Я пришла в замешательство, но затем, взяв себя в руки, вызывающе посмотрела на Таньку и спокойно произнесла:

– Нет, Таня, у тебя устаревшая информация. Я уже развелась.

– Так быстро?

– Так получилось.

– А в чем же причина?

– Молодые, горячие, не сошлись характерами.

– Ты что, Машенька, замужем была? – удивилась баба Люба.

– Была, только совсем недолго. Такой скоротечный брак. Ладно, мне пора.

Я встала, посмотрела на раскрасневшихся девчонок и раздала всем по сто долларов.

– Что это? – охнули они в один голос.

– Считайте, что это материальная помощь. Я же знаю, что такое в нищете прозябать. Пусть маленькая, но радость.

Баба Люба принялась рассматривать стодолларовую купюру, смахивая платком слезы.

– Баба Люба, ты что? – испугалась я.

– Машенька, ей-богу. Кому скажешь, не поверят. Троих внуков воспитала, а сто долларов первый раз в жизни в руках держу. Завтра деду покажу, удивится. Подумает, что на панель старая ходила, – засмеялась она. – И что я с ними делать-то буду?

– В чулок положишь или в обменном пункте сдашь, – дружно ответили девчонки.

– А возьмут?

– Еще бы, выхватят! – пробасил анестезиолог, пряча деньги в карман.

Я спустилась к машине, достала из багажника бутылки, купленные несколько дней назад, и принесла в ординаторскую.

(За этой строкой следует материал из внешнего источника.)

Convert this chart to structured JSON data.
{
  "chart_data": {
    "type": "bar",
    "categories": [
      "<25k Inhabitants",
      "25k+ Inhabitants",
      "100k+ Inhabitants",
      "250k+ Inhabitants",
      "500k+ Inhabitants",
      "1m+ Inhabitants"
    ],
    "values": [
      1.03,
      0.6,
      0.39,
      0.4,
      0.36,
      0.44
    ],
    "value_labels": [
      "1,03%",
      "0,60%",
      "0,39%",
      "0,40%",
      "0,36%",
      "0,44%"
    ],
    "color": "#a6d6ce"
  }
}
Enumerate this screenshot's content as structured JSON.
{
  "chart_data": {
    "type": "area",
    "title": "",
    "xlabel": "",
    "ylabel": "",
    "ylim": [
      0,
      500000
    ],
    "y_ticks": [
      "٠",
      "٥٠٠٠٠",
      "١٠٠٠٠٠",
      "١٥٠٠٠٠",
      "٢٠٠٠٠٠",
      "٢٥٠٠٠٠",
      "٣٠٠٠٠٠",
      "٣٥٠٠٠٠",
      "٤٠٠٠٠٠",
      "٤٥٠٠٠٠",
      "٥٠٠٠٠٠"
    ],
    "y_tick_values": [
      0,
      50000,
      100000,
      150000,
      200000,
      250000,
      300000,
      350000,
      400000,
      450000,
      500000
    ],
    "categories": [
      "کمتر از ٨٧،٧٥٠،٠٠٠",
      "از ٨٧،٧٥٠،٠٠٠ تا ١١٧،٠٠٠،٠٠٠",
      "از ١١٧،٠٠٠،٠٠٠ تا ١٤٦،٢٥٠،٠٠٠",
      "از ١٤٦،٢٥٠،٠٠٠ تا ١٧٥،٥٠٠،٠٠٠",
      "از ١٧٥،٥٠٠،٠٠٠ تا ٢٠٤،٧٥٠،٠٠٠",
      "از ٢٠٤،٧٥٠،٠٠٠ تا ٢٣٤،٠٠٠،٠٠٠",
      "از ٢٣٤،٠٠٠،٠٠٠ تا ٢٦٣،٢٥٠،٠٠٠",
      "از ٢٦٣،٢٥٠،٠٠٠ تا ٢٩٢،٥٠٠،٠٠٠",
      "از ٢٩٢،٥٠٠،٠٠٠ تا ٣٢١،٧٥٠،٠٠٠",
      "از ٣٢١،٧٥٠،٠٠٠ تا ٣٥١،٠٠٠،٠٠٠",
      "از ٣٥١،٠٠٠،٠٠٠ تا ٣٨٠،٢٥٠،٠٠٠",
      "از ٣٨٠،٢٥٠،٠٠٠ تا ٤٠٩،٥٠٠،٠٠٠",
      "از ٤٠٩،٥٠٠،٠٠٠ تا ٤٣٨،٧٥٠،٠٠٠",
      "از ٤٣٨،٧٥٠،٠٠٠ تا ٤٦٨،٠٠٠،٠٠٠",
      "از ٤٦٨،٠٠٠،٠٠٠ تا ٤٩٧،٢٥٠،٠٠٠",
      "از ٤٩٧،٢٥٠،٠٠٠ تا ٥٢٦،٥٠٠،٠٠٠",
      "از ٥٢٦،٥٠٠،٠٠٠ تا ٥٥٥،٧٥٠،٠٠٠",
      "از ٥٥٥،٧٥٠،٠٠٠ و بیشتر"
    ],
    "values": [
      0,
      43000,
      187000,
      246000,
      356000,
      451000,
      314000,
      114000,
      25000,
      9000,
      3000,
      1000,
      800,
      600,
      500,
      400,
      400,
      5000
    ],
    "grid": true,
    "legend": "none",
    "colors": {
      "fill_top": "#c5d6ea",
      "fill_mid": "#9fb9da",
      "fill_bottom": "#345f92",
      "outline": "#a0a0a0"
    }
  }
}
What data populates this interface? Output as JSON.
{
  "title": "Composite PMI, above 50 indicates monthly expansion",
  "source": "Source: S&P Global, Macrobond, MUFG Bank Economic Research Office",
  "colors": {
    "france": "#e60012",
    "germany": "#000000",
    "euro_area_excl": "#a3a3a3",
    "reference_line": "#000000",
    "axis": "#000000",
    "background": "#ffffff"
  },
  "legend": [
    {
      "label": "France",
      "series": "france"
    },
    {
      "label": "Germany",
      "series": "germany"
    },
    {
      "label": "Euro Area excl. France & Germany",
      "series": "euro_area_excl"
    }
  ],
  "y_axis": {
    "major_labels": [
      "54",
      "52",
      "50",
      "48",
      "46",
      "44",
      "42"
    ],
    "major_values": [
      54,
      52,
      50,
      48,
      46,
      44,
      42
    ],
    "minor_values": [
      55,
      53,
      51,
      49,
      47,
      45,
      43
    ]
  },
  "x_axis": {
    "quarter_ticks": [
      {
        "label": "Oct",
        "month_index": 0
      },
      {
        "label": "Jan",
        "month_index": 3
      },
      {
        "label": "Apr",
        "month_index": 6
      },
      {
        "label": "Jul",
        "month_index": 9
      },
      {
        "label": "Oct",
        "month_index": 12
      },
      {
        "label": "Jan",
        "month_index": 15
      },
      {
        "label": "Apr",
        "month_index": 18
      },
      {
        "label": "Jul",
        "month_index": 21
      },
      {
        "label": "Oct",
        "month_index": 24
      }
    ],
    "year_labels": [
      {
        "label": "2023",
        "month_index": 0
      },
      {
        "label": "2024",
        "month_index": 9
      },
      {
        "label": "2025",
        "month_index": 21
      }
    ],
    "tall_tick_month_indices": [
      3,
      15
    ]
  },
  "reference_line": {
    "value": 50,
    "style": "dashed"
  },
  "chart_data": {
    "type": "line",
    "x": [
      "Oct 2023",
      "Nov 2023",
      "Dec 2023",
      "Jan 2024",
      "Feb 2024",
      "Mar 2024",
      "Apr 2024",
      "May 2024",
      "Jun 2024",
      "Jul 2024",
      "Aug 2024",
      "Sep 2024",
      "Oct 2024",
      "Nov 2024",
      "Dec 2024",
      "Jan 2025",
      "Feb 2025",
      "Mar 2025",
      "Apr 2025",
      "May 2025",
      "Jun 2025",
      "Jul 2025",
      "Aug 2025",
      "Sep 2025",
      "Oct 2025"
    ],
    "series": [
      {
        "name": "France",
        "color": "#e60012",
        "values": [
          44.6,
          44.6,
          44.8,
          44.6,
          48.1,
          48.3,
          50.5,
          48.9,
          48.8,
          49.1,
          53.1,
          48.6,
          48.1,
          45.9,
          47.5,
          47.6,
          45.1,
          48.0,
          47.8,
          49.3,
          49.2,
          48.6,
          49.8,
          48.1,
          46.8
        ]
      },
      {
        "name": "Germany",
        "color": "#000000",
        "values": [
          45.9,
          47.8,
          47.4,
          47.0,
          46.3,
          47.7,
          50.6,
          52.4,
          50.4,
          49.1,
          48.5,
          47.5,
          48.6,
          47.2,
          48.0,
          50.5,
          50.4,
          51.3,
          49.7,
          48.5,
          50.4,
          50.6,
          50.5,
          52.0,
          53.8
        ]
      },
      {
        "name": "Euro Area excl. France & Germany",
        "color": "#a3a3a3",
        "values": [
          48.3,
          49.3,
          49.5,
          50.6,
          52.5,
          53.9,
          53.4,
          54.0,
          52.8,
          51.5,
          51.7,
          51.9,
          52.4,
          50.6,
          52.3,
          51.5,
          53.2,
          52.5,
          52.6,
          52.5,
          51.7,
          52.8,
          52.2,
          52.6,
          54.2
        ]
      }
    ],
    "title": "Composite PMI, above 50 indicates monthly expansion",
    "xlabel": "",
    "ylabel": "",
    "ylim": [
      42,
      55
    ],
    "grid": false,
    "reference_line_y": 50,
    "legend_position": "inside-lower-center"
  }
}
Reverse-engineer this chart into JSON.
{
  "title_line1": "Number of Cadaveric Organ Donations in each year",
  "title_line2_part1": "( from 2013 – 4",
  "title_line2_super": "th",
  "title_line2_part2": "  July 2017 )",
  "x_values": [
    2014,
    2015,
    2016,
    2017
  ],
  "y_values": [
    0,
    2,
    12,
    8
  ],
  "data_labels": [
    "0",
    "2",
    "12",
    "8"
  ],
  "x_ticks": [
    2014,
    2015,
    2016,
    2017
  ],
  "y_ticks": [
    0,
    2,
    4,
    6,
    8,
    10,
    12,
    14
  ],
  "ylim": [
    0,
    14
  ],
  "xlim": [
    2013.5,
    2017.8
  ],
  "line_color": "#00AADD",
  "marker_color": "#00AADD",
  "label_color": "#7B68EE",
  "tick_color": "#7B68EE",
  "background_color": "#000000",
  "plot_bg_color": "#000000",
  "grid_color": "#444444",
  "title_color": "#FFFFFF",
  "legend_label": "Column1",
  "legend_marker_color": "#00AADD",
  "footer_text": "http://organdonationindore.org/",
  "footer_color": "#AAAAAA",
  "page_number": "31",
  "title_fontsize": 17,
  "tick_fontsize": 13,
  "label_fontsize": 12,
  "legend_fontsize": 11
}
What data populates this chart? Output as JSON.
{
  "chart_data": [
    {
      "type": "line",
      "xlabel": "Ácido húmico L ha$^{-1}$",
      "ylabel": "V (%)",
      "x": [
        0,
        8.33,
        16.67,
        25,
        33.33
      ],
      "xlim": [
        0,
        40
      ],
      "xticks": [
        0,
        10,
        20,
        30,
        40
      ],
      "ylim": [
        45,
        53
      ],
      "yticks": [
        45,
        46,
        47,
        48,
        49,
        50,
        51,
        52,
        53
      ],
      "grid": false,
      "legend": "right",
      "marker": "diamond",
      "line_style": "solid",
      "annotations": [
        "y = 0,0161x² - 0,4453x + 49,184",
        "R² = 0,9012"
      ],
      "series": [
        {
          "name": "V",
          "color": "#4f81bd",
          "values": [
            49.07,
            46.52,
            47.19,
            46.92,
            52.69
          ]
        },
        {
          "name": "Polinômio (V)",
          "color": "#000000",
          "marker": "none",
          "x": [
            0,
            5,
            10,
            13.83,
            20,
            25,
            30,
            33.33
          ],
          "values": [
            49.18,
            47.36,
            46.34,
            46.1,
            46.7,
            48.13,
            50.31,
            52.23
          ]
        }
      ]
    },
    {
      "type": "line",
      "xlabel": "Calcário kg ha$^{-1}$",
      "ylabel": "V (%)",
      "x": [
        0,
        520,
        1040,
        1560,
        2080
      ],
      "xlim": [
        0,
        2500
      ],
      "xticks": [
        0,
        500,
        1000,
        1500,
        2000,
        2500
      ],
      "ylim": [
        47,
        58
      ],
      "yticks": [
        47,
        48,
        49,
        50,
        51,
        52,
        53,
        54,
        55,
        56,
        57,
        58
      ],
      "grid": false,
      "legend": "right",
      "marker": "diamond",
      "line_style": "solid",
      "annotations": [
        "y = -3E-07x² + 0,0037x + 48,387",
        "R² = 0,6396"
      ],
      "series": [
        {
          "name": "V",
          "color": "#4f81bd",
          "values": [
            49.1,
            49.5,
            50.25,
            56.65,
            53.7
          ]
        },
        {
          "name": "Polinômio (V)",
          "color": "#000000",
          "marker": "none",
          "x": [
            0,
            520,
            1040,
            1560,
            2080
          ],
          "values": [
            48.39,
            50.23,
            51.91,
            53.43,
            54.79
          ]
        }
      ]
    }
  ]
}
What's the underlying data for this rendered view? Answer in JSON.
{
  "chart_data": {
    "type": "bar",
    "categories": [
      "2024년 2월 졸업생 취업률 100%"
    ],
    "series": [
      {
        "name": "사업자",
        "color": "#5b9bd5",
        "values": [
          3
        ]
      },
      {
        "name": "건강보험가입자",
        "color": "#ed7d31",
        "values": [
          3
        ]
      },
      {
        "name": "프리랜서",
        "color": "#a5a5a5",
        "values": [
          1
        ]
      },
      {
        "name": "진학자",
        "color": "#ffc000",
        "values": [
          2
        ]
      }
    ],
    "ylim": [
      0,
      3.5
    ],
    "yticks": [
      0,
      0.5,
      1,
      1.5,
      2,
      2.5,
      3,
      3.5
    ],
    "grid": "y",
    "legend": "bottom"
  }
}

– Это вам. Выпейте за мое здоровье.

Распрощавшись с бывшими сослуживцами, я посмотрела на Таньку.

– Таня, пошли спустимся в машину.

– Зачем?

– Прокачу по вечерней Москве.

– Я не могу. Я на работе.

– Работа не волк, в лес не убежит. Я заберу тебя ровно на час.

– Пойди покатайся, – встряла баба Люба. – Тяжелых в отделении нет. Девчонки присмотрят, ни за что не переживай. Танюша, ты же, кроме метро и автобуса, ни на каком транспорте не каталась. Иди с Машенькой.